Pretendía que la conversación con la chica terminara ahí. Pero lo malo no suele durar nunca un instante, ni siquiera en las modalidades de muerte menos dolorosas. «Bisolvón... Pero, ¿para tos con moco o tos seca?», preguntó con una panorámica y fresca sonrisa que, me pareció, rebasaba los límites de la mascarilla. La vecina estilo aplausos en los balcones calló. Alguien había dicho la palabra «bomba» en el avión. Por mencionar el sintagma «tos seca», síntoma de coronavirus, en estos días en público la policía sanciona con multa de hasta treinta mil euros. La vecina se estiró hacia atrás, para abarcarme entero con mirada de odio, en gesto también españolísimo (definitivamente, no podría haber nacido en otro lado). Yo podía ser un contagiado, y por la calle. Estuve por balbucear que todo era culpa de mi madre.
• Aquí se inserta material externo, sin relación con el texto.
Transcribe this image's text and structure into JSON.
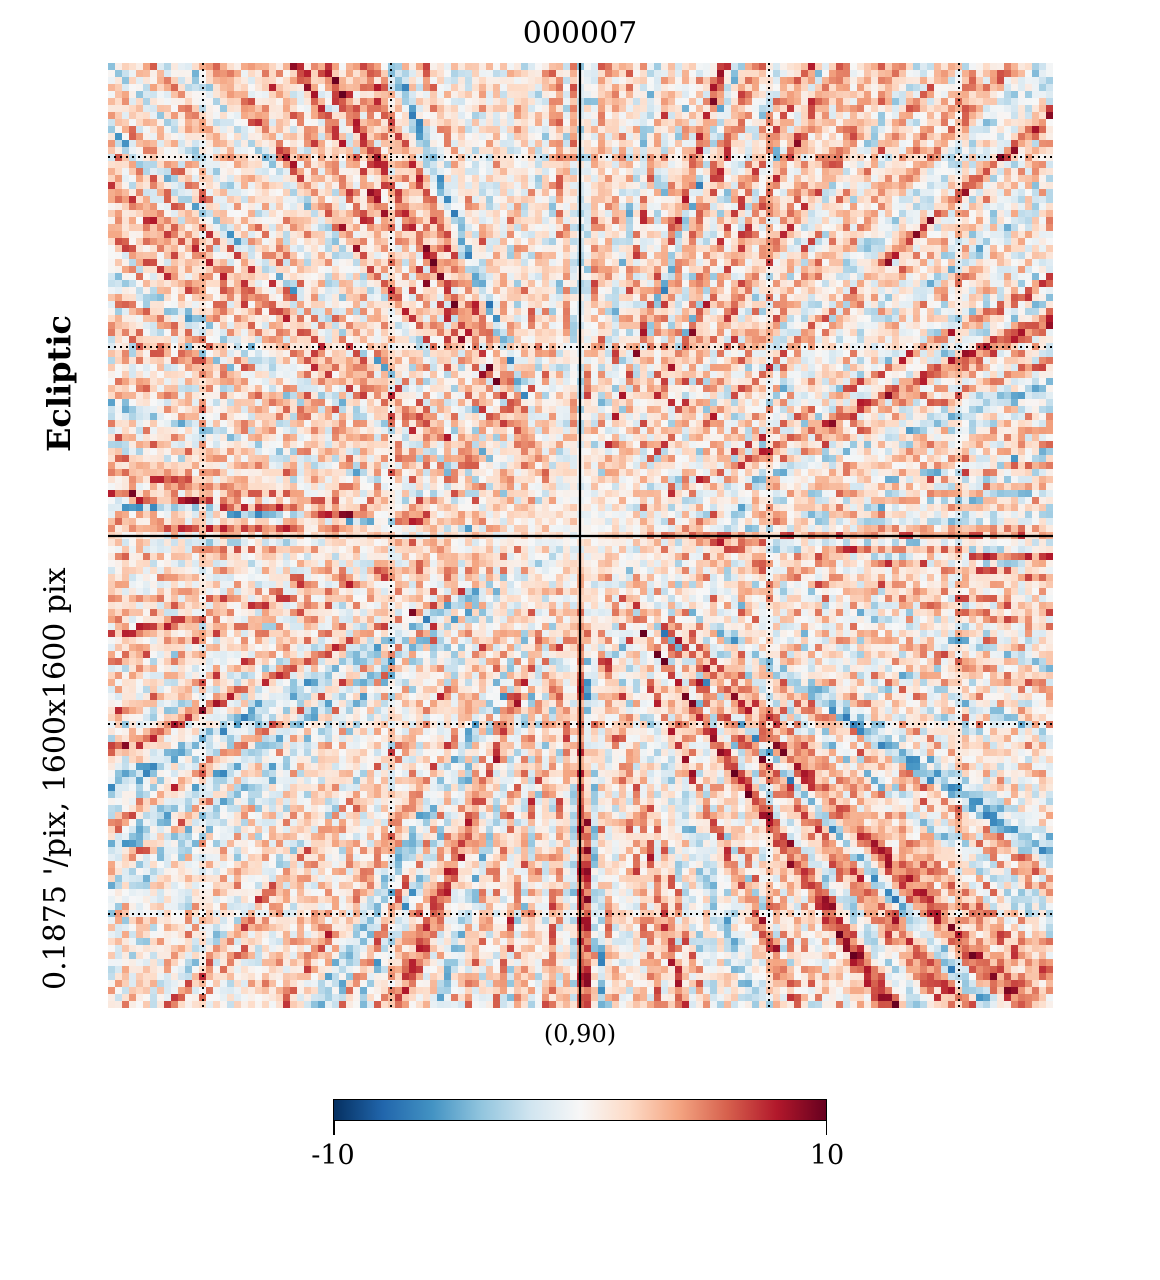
{
  "title": "000007",
  "side_label": {
    "resolution": "0.1875 '/pix,   1600x1600 pix",
    "coord": "Ecliptic"
  },
  "center_label": "(0,90)",
  "colorbar": {
    "min_label": "-10",
    "max_label": "10",
    "colors": [
      "#053061",
      "#2166ac",
      "#4393c3",
      "#92c5de",
      "#d1e5f0",
      "#f7f7f7",
      "#fddbc7",
      "#f4a582",
      "#d6604d",
      "#b2182b",
      "#67001f"
    ]
  },
  "chart_data": {
    "type": "heatmap",
    "title": "000007",
    "projection": "gnomonic",
    "center": "(0,90)",
    "coordinate_system": "Ecliptic",
    "resolution": "0.1875 '/pix",
    "size": "1600x1600 pix",
    "value_range": [
      -10,
      10
    ],
    "colormap": "RdBu_r",
    "graticule": "dotted",
    "axes_lines": "solid through center"
  }
}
Empecé a desmoronarme. Me ocurre en los comercios como a aquel poeta con aspecto de 'voyeur' de la Generación del 27, Dámaso Alonso creo que era, que decía que no leía prensa porque le daba apuro ir al quiosco, preguntar si le quedaban ejemplares de una determinada cabecera y que el quiosquero dijera de malos modos: «¿Pero es que no ve usted que ya no quedan?». De alguna manera, ante el pequeño escándalo, yo esperaba ver aparecer al farmacéutico para echarme una de aquellas broncas sobre la pérdida de valores que antes se echaban en las farmacias católicas legitimistas por pedir condones o píldoras anticonceptivas (qué nostalgia porque van desapareciendo las farmacias católicas legitimistas). «¿Conque tos seca, eh? En esta farmacia no tenemos de eso. Es que se está perdiendo todo. Pero la gente como usted, ¿en qué piensa?...»

La próxima vez que vaya mi madre con el respirador.